Conclusion and what would change my mind

Conclusion: I am constructive and recommend a mid-term long entry at $14.89 with a stop at $13.25 and a target of $17.50 over a 45 trading-day horizon. The combination of improved liquidity from Russell inclusion, very strong TPV and gross-profit trends, and bullish technicals creates an attractive tactical trade with defined risk.

What would change my mind: I would step back if (1) TPV growth decelerates sharply or gross profit margins reverse on the next earnings report, (2) regional macro indicators point to synchronized weakness across the major markets where dLocal operates, or (3) the stock breaks below $13.25 on heavy volume, which would indicate a loss of momentum and likely invalidate the current setup.

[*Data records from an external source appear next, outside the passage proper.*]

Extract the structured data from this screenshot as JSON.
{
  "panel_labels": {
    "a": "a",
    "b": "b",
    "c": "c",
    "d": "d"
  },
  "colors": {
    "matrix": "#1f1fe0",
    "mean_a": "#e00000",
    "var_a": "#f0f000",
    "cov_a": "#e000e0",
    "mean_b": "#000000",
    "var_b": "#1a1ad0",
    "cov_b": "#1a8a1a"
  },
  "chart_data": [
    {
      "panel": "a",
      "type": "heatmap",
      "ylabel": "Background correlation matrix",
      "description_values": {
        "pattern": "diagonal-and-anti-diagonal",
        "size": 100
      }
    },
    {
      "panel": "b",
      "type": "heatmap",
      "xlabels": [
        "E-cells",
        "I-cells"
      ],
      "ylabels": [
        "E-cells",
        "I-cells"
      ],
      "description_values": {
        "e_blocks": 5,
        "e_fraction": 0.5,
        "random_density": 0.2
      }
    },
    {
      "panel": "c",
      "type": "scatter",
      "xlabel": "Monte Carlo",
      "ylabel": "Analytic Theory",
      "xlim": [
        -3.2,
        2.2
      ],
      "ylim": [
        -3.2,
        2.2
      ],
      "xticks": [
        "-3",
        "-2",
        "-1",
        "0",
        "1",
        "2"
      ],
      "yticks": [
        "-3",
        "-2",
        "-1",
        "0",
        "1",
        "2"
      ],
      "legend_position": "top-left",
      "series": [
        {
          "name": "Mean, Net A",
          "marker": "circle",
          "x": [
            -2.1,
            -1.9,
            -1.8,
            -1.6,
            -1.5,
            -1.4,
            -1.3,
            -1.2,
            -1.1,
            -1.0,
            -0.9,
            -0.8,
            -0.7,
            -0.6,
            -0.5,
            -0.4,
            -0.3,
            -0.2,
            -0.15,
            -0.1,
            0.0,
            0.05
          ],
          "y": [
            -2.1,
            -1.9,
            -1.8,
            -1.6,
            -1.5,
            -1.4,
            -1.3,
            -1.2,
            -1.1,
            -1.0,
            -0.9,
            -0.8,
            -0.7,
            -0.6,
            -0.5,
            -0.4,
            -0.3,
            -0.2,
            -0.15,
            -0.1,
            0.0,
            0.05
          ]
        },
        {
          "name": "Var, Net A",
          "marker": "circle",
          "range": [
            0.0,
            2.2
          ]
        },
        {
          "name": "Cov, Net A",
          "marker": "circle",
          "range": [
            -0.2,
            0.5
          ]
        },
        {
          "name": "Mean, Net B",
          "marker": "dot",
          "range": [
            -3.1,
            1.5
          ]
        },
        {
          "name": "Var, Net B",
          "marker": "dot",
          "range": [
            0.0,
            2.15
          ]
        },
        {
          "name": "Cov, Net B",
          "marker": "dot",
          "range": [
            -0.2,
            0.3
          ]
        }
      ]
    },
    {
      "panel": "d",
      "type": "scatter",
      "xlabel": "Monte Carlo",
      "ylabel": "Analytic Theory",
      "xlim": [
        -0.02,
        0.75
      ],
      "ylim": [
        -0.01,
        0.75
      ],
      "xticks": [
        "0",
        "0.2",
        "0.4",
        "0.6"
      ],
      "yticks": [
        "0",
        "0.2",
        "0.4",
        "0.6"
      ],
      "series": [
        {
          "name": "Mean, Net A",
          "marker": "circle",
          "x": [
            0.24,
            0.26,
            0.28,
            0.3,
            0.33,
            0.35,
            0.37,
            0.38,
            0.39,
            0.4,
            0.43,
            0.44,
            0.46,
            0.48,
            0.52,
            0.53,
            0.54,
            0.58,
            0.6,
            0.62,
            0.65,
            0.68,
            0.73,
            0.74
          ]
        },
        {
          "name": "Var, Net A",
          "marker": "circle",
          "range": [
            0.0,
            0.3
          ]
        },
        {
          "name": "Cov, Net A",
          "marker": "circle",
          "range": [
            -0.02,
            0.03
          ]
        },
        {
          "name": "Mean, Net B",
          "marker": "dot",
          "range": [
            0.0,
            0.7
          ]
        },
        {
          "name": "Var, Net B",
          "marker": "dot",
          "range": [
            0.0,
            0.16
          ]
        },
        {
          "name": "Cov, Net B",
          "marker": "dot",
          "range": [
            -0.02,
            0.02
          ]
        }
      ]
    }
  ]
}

Key datums used: current price $14.89; market cap ~$4.39B; TPV > $14B in Q1 2026 (+73% YoY); gross profit $119M (+40% YoY); trailing P/E ~22.3; 52-week high $16.78 / low $9.81; dividend per share $0.196666 (quarterly), ex-dividend 05/27/2026; upcoming Q2 2026 results on 08/13/2026; Russell index inclusion effective 06/29/2026.

Risks

  • Emerging-market macro and FX shocks could quickly depress TPV and revenue conversion.
  • Regulatory or compliance setbacks in key jurisdictions would materially harm growth and margins.
  • Valuation is premised on continued high growth; a slowdown would likely compress the multiple.
  • Heavy short interest and episodic short-volume spikes raise the risk of volatile moves and whipsaws.